Some might believe that the greatest benefit to India would come from its Navy tapping into its indigenous defence industry, to develop and produce the next generation of surface combatants, and their supporting combat systems. In fact, I understand that a significant investment by the Indian government has already gone towards codevelopment of a surface ship AAW combat system, and the Indian Navy might in effect be able to get the benefit of this research and development. However, the benefit of indigenous development is not very clear. Indepth analysis found two important reasons for it, the longer time period required for substantive development of a sophisticated and truly integrated system, and the fact that embracing a more off-the-shelf foreign solution may in fact provide much greater benefit for India’s indigenous development capabilities in the long term, because of the tailored integration that would be required.

With regard to the time involved—the time that India may not have because of the growing strategic threats—the successful fielding of a fleet-wide AAW capability from the bottom up is substantial. It requires multi-function radar of sufficient range and coverage, a long-range surface-to-air missile (SAM) of sufficient engagement capability and lethality, and the weapons control functions to integrate the two. In total, this is a lengthy evolution that could arguably take decades for successful completion. The US Navy’s Aegis system, the world’s premier naval combat system, is a prime example of the investment in both time and funding required to arrive at such a capability. It took 18 years and more than 60 missile test firings, to achieve Initial Operational Capability (IOC) from concept definition alone. Since achieving IOC, over 25 years and Rs 3,7100 crore ($80 billion) have been invested by the US in continually upgrading this system’s capability to provide effective sea-based Ballistic Missile Defence (BMD), and to deal with the modern AAW threats that have evolved.

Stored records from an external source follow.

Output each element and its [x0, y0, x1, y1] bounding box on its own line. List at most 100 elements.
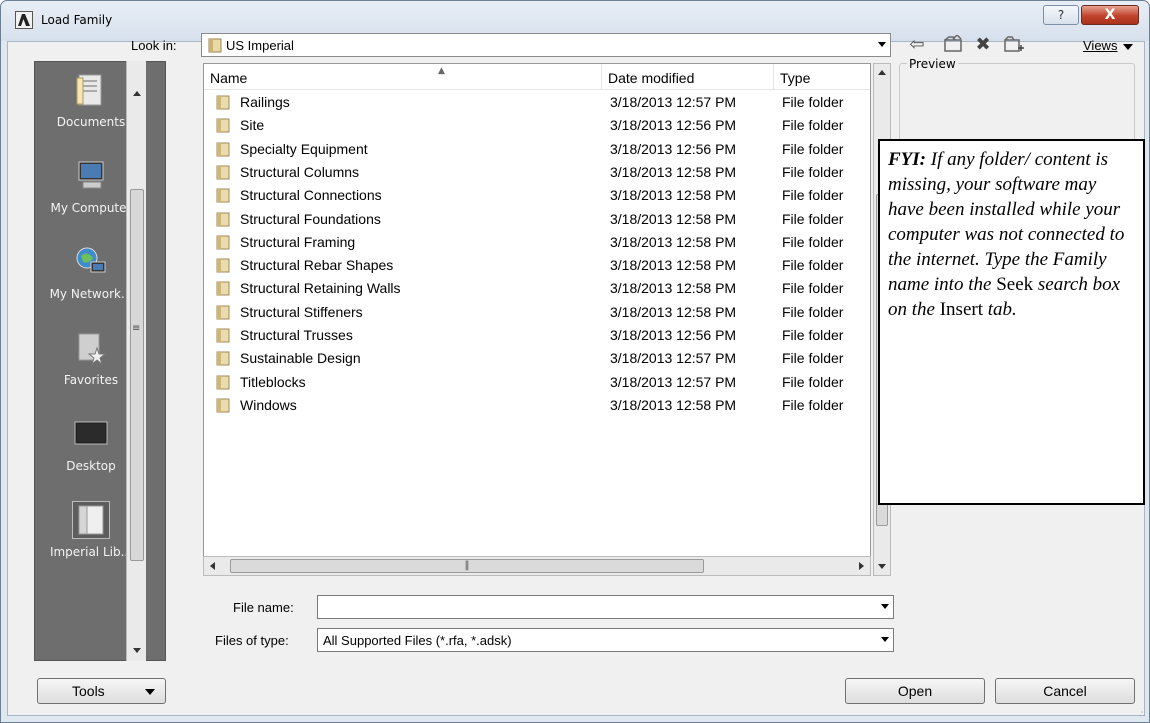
table-row[interactable]: Structural Foundations 3/18/2013 12:58 PM…	[204, 208, 870, 231]
tools-button[interactable]: Tools	[37, 678, 166, 704]
date-modified-cell: 3/18/2013 12:57 PM	[610, 373, 737, 390]
fyi-callout: FYI: If any folder/ content is missing, …	[878, 139, 1145, 505]
table-row[interactable]: Titleblocks 3/18/2013 12:57 PM File folder	[204, 371, 870, 394]
date-modified-cell: 3/18/2013 12:58 PM	[610, 280, 737, 297]
type-cell: File folder	[782, 210, 844, 227]
places-scrollbar[interactable]: ≡	[126, 61, 146, 661]
folder-icon	[216, 398, 230, 413]
scroll-down-icon[interactable]	[133, 648, 141, 653]
files-of-type-label: Files of type:	[215, 633, 289, 648]
revit-app-icon	[15, 11, 33, 29]
resize-grip-icon[interactable]: ∴	[1139, 710, 1145, 720]
folder-icon	[216, 258, 230, 273]
column-header-date[interactable]: Date modified	[602, 64, 774, 90]
table-row[interactable]: Structural Framing 3/18/2013 12:58 PM File…	[204, 231, 870, 254]
fyi-text: tab.	[982, 299, 1017, 320]
table-row[interactable]: Structural Columns 3/18/2013 12:58 PM File…	[204, 161, 870, 184]
up-folder-icon[interactable]	[943, 34, 963, 55]
network-icon	[76, 247, 106, 273]
type-cell: File folder	[782, 187, 844, 204]
close-button[interactable]: X	[1081, 5, 1139, 25]
date-modified-cell: 3/18/2013 12:57 PM	[610, 350, 737, 367]
type-cell: File folder	[782, 257, 844, 274]
load-family-dialog: Load Family ? X Look in: US Imperial ⇦ ✖…	[0, 0, 1150, 723]
fyi-seek: Seek	[996, 274, 1034, 295]
file-name-cell: Structural Connections	[240, 187, 382, 204]
table-row[interactable]: Structural Trusses 3/18/2013 12:56 PM File…	[204, 324, 870, 347]
look-in-dropdown[interactable]: US Imperial	[201, 33, 891, 57]
window-title: Load Family	[41, 13, 113, 27]
scroll-right-icon[interactable]	[859, 562, 864, 570]
new-folder-icon[interactable]	[1003, 35, 1024, 55]
folder-icon	[216, 165, 230, 180]
help-button[interactable]: ?	[1043, 5, 1079, 25]
file-name-cell: Site	[240, 117, 265, 134]
scroll-up-icon[interactable]	[133, 91, 141, 96]
table-row[interactable]: Windows 3/18/2013 12:58 PM File folder	[204, 394, 870, 417]
date-modified-cell: 3/18/2013 12:58 PM	[610, 233, 737, 250]
type-cell: File folder	[782, 373, 844, 390]
fyi-heading: FYI:	[888, 149, 926, 170]
file-list[interactable]: Name ▲ Date modified Type Railings 3/18/2…	[203, 63, 871, 576]
file-name-cell: Structural Columns	[240, 163, 360, 180]
type-cell: File folder	[782, 117, 844, 134]
date-modified-cell: 3/18/2013 12:56 PM	[610, 140, 737, 157]
scroll-left-icon[interactable]	[210, 562, 215, 570]
file-name-cell: Sustainable Design	[240, 350, 361, 367]
scroll-up-icon[interactable]	[878, 70, 886, 75]
documents-icon	[76, 74, 102, 106]
chevron-down-icon[interactable]	[881, 637, 889, 642]
file-name-label: File name:	[233, 600, 294, 615]
back-arrow-icon[interactable]: ⇦	[907, 35, 927, 55]
cancel-button[interactable]: Cancel	[995, 678, 1135, 704]
chevron-down-icon	[878, 42, 886, 47]
file-name-cell: Windows	[240, 396, 297, 413]
file-name-cell: Structural Foundations	[240, 210, 381, 227]
sort-ascending-icon: ▲	[438, 66, 445, 76]
scroll-down-icon[interactable]	[878, 564, 886, 569]
table-row[interactable]: Railings 3/18/2013 12:57 PM File folder	[204, 91, 870, 114]
tools-label: Tools	[72, 683, 105, 699]
folder-icon	[216, 305, 230, 320]
folder-icon	[216, 328, 230, 343]
open-button[interactable]: Open	[845, 678, 985, 704]
date-modified-cell: 3/18/2013 12:58 PM	[610, 187, 737, 204]
chevron-down-icon[interactable]	[881, 604, 889, 609]
favorites-icon	[78, 333, 107, 366]
table-row[interactable]: Sustainable Design 3/18/2013 12:57 PM File…	[204, 347, 870, 370]
file-list-horizontal-scrollbar[interactable]: ‖	[203, 556, 871, 576]
views-menu[interactable]: Views	[1083, 38, 1117, 53]
chevron-down-icon	[145, 689, 155, 695]
type-cell: File folder	[782, 233, 844, 250]
table-row[interactable]: Structural Stiffeners 3/18/2013 12:58 PM F…	[204, 301, 870, 324]
date-modified-cell: 3/18/2013 12:56 PM	[610, 327, 737, 343]
table-row[interactable]: Structural Rebar Shapes 3/18/2013 12:58 P…	[204, 254, 870, 277]
look-in-value: US Imperial	[226, 38, 294, 53]
folder-icon	[216, 118, 230, 133]
file-name-cell: Structural Rebar Shapes	[240, 257, 394, 274]
files-of-type-select[interactable]: All Supported Files (*.rfa, *.adsk)	[317, 628, 894, 652]
date-modified-cell: 3/18/2013 12:58 PM	[610, 396, 737, 413]
table-row[interactable]: Specialty Equipment 3/18/2013 12:56 PM Fil…	[204, 138, 870, 161]
table-row[interactable]: Structural Connections 3/18/2013 12:58 PM…	[204, 184, 870, 207]
scroll-thumb[interactable]	[130, 189, 144, 561]
table-row[interactable]: Site 3/18/2013 12:56 PM File folder	[204, 114, 870, 137]
preview-label: Preview	[907, 57, 958, 71]
scroll-thumb[interactable]: ‖	[230, 559, 704, 573]
computer-icon	[78, 161, 104, 189]
file-name-input[interactable]	[317, 595, 894, 619]
date-modified-cell: 3/18/2013 12:57 PM	[610, 94, 737, 110]
folder-icon	[208, 38, 222, 53]
delete-icon[interactable]: ✖	[973, 35, 993, 55]
folder-icon	[216, 188, 230, 203]
column-header-name[interactable]: Name	[204, 64, 602, 90]
type-cell: File folder	[782, 163, 844, 180]
table-row[interactable]: Structural Retaining Walls 3/18/2013 12:5…	[204, 277, 870, 300]
folder-icon	[216, 235, 230, 250]
folder-icon	[216, 142, 230, 157]
column-header-type[interactable]: Type	[774, 64, 870, 90]
folder-icon	[216, 351, 230, 366]
views-chevron-down-icon[interactable]	[1123, 44, 1133, 50]
type-cell: File folder	[782, 396, 844, 413]
date-modified-cell: 3/18/2013 12:58 PM	[610, 163, 737, 180]
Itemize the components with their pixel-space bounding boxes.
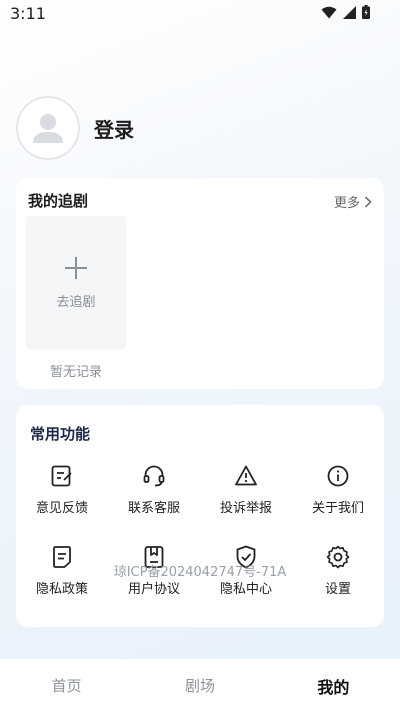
privacy-policy-label: 隐私政策 bbox=[35, 582, 88, 597]
battery-icon bbox=[362, 5, 370, 19]
signal-icon bbox=[343, 5, 356, 19]
login-link[interactable]: 登录 bbox=[94, 114, 134, 143]
my-follow-card: 我的追剧 更多 去追剧 暂无记录 bbox=[16, 178, 384, 389]
headset-icon bbox=[143, 465, 165, 487]
wifi-icon bbox=[321, 6, 337, 18]
more-label: 更多 bbox=[333, 196, 360, 211]
status-icons bbox=[321, 5, 370, 19]
empty-record-text: 暂无记录 bbox=[49, 365, 102, 380]
chevron-right-icon bbox=[364, 195, 372, 208]
customer-service-button[interactable]: 联系客服 bbox=[108, 463, 200, 516]
feedback-icon bbox=[51, 465, 72, 487]
avatar[interactable] bbox=[16, 96, 80, 160]
plus-icon bbox=[65, 256, 87, 279]
tab-home[interactable]: 首页 bbox=[0, 659, 133, 712]
add-follow-label: 去追剧 bbox=[56, 294, 96, 310]
my-follow-title: 我的追剧 bbox=[28, 192, 89, 210]
privacy-center-label: 隐私中心 bbox=[219, 582, 272, 597]
profile-header[interactable]: 登录 bbox=[16, 96, 134, 160]
more-link[interactable]: 更多 bbox=[334, 192, 372, 211]
tab-mine[interactable]: 我的 bbox=[267, 659, 400, 712]
tab-theater[interactable]: 剧场 bbox=[133, 659, 266, 712]
customer-service-label: 联系客服 bbox=[127, 501, 180, 516]
add-follow-button[interactable]: 去追剧 bbox=[26, 216, 126, 350]
common-functions-title: 常用功能 bbox=[30, 425, 91, 443]
status-time: 3:11 bbox=[10, 4, 46, 23]
info-icon bbox=[327, 465, 349, 487]
common-functions-card: 常用功能 意见反馈 联系客服 投诉举报 关于我们 隐私政策 用户协议 隐私中心 … bbox=[16, 405, 384, 627]
warning-icon bbox=[235, 465, 257, 486]
icp-license-text: 琼ICP备2024042747号-71A bbox=[113, 565, 287, 580]
feedback-button[interactable]: 意见反馈 bbox=[16, 463, 108, 516]
report-button[interactable]: 投诉举报 bbox=[200, 463, 292, 516]
user-agreement-label: 用户协议 bbox=[127, 582, 180, 597]
bottom-tab-bar: 首页 剧场 我的 bbox=[0, 658, 400, 712]
user-avatar-icon bbox=[33, 114, 63, 143]
feedback-label: 意见反馈 bbox=[35, 501, 88, 516]
report-label: 投诉举报 bbox=[219, 501, 272, 516]
status-bar: 3:11 bbox=[0, 0, 400, 28]
about-us-label: 关于我们 bbox=[311, 501, 364, 516]
settings-label: 设置 bbox=[324, 582, 351, 597]
about-us-button[interactable]: 关于我们 bbox=[292, 463, 384, 516]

It is well recognised that the combat system development efforts currently supported by the Indian government have made significant strides, but much effort, money and time still remains to be given. It is a serious technology challenge to develop a long range SAM with flight dynamics that allow precision control, particularly against high speed targets and against both endo-atmospheric and exo-atmospheric threats. It is yet another challenge to develop radars with the power and signal processing capability to detect and track small as well as potentially numerous targets at long ranges. And these criteria, after all, are only the fundamental building blocks. Despite overcoming the difficult hurdles, a still more difficult challenge remains, integrating the individual system components, across an array of sea-borne platforms, into a robust combat system that provides capability in all environments and also against a wide variety of deadly tactical and even more deadly strategic threats.

All of the aforementioned challenges can be overcome more rapidly by embracing an available, proven system, rather than relying solely on indigenous development. And such a system would also address the second aforementioned potentially positive impact for India — that cooperation with a more mature technology provider during a procurement and implementation project of this magnitude would surely result in an accelerated transfer of systems engineering and operational employment disciplines that come from years of lessons learned in the fleets of other nations. Perhaps counterintuitively then, this approach could mean a great deal more for getting India’s indigenous military technological base to a higher plane, sooner. This approach can be mutually beneficial to the foreign industry partner and its host government as well — both for technological and political reasons?